Le papier cher met les éditeurs sous pression

Le papier devient de plus en plus cher. Comme il est actuellement si rare, les éditeurs paient soudain des prix nettement plus élevés pour imprimer leurs journaux et leurs livres. Et voilà que la dernière usine suisse de papier journal a pris feu. Les lecteurs peuvent toutefois respirer : les livres ne devraient pas être plus chers - pour le moment.

La crise de la Corona a également secoué l'industrie du papier : Comme les commandes en ligne ont massivement augmenté, l'industrie de l'emballage a besoin de plus de cellulose. D'un seul coup, cette substance, obtenue à partir du bois et qui est la matière première pour la fabrication du papier, est devenue une denrée rare.

"Le marché de la pâte à papier utilisée pour les livres est surtout siphonné par les pays dont les besoins propres augmentent", explique un porte-parole d'Orell Füssli à l'agence de presse AWP.

Mais il n'y a pas que la cellulose qui manque aux fabricants de papier. Le vieux papier, nécessaire par exemple à la production de papier journal, fait également défaut. "Les quantités de vieux papier ont diminué, ce qui a permis de recycler moins de vieux papier", explique une porte-parole de l'Association suisse des fabricants de papier, de carton et de feuilles (SPKF).

Moins de publicité donne moins de vieux papier

Cela s'explique notamment par le fait que les entreprises ont réduit leurs activités publicitaires l'année dernière, par exemple les brochures imprimées ou les encarts dans les journaux. Il y a donc eu moins de vieux papier. Selon la SPKF, le recul du vieux papier est toutefois une tendance à long terme, comme le montre également la statistique de l'association Recycling Papier + Karton (RP+K).

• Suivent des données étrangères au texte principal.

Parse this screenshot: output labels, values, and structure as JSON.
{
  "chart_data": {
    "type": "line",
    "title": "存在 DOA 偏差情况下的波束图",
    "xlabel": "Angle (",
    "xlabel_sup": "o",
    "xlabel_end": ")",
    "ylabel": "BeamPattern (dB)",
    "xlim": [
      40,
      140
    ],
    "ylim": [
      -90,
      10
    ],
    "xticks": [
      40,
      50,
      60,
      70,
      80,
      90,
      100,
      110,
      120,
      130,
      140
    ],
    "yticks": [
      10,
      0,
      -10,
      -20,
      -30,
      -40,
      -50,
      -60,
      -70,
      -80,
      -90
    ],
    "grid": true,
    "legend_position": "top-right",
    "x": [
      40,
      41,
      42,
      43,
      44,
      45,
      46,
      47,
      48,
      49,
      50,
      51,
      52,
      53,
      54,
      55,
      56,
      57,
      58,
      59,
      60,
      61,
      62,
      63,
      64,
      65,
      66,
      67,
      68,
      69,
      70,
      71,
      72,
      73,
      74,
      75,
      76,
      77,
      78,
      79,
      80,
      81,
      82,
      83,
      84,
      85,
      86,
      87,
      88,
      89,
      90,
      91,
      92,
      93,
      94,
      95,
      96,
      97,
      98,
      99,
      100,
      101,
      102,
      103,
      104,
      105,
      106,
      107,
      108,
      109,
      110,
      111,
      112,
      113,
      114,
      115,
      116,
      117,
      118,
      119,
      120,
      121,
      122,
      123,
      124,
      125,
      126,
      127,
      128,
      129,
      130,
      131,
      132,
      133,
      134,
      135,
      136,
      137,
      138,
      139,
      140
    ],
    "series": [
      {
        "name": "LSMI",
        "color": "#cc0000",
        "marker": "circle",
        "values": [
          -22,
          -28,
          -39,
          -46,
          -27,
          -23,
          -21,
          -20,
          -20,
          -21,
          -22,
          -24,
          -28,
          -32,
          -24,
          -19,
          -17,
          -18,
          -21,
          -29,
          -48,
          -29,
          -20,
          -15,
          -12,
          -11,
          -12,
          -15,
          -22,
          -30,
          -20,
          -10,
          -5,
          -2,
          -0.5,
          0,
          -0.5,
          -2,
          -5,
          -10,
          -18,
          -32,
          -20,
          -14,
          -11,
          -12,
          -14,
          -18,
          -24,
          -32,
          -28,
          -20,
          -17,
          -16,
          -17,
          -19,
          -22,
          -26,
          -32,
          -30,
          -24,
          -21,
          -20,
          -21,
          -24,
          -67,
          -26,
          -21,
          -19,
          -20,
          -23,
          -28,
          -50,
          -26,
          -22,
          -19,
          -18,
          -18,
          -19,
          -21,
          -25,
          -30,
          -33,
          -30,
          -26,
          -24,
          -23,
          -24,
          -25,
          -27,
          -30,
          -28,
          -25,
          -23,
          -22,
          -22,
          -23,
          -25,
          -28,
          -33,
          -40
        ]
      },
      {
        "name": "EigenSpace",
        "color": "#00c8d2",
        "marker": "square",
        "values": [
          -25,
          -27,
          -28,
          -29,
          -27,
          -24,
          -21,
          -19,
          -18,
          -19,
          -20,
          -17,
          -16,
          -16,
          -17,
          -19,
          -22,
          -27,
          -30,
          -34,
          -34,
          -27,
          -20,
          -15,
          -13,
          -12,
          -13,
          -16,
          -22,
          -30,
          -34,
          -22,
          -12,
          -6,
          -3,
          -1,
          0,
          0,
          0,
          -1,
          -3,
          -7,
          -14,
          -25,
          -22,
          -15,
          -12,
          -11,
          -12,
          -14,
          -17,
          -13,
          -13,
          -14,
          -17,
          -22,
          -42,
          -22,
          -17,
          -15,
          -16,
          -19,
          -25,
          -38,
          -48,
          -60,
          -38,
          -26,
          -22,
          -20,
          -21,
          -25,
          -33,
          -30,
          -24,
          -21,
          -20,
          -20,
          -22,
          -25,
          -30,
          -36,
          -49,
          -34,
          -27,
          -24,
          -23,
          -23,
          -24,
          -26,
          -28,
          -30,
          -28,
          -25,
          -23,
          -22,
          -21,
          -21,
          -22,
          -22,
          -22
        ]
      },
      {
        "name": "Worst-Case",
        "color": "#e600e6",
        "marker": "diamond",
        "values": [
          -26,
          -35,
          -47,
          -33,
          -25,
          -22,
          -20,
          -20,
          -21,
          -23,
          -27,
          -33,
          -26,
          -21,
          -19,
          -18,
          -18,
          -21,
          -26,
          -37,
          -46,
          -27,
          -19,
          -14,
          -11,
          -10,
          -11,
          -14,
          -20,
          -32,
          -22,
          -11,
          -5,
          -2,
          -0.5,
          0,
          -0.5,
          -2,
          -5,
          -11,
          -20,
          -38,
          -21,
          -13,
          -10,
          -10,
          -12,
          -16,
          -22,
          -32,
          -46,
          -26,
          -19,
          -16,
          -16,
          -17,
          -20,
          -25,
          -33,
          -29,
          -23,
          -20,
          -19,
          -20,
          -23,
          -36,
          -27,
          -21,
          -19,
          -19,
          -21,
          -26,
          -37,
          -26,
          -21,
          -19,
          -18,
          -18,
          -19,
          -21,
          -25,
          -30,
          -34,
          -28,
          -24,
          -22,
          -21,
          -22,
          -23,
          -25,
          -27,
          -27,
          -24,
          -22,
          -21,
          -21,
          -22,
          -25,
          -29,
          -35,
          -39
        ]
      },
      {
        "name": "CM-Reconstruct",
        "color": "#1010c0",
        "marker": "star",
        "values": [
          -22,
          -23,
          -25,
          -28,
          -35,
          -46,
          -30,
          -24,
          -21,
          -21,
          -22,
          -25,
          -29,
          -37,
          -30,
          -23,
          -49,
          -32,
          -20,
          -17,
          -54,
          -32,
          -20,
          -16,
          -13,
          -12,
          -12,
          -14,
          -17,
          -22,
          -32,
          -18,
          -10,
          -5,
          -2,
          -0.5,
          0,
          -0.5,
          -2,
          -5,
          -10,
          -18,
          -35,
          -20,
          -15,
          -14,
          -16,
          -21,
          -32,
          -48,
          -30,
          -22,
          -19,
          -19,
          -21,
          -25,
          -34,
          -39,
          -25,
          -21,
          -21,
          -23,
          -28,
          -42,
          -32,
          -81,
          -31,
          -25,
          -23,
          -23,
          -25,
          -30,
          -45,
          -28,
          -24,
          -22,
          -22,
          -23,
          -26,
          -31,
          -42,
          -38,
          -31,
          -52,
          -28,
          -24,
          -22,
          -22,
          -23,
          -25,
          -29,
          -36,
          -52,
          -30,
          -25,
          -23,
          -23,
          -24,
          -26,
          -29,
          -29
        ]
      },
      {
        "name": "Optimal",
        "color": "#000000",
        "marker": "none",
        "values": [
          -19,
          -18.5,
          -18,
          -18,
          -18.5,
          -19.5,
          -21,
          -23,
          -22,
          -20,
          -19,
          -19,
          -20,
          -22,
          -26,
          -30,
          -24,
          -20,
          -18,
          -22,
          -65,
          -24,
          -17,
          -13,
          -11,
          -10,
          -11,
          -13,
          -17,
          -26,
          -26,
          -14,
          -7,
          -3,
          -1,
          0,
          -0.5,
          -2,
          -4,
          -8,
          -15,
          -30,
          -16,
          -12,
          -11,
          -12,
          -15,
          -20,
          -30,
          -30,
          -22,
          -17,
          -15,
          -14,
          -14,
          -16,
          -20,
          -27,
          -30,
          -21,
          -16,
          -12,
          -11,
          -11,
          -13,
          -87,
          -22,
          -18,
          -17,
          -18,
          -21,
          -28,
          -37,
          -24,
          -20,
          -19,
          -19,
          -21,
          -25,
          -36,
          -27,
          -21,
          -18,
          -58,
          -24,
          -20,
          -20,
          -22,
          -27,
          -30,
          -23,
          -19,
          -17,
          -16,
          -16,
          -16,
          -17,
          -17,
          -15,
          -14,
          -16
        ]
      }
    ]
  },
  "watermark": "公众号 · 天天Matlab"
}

A cela s'ajoute un incendie survenu jeudi dernier dans l'entreprise Perlen Papier. Celui-ci entraîne une diminution temporaire des livraisons de papier par l'entreprise. Perlen Papier est le seul fabricant de papier de presse en Suisse et le plus grand recycleur de vieux papier du pays. Suite à l'incendie, Tamedia, NZZ et CH Media doivent imprimer des journaux plus fins que d'habitude jusqu'à la fin octobre, comme l'ont fait savoir conjointement les éditeurs lundi.

L'augmentation des prix du transport et de l'énergie est également un problème pour les fabricants de papier : "Le prix de l'énergie est actuellement très élevé. Le gaz a augmenté d'environ 300 à 600 pour cent, selon la période de commande", a déclaré l'entreprise Swiss Quality Paper au nom de la SPKF. Les prix de l'électricité ont également doublé.

Il n'y a pratiquement rien dans le secteur de la production de papier dont le prix n'ait pas augmenté d'au moins 10 pour cent depuis le quatrième trimestre de l'année dernière, a déclaré un autre membre de la SPKF qui ne souhaite pas être nommé.

Les éditeurs paient 10 pour cent de plus

Les fabricants de papier ne peuvent pas supporter seuls ces hausses de prix, ils doivent les répercuter sur leurs clients, les éditeurs et les imprimeurs. "Certaines augmentations de prix ont eu lieu au cours du deuxième semestre 2021, mais elles sont loin de couvrir la hausse des coûts", explique Chemie + Papier Holding, dont Perlen Papier fait partie. Il y aura d'autres augmentations de prix.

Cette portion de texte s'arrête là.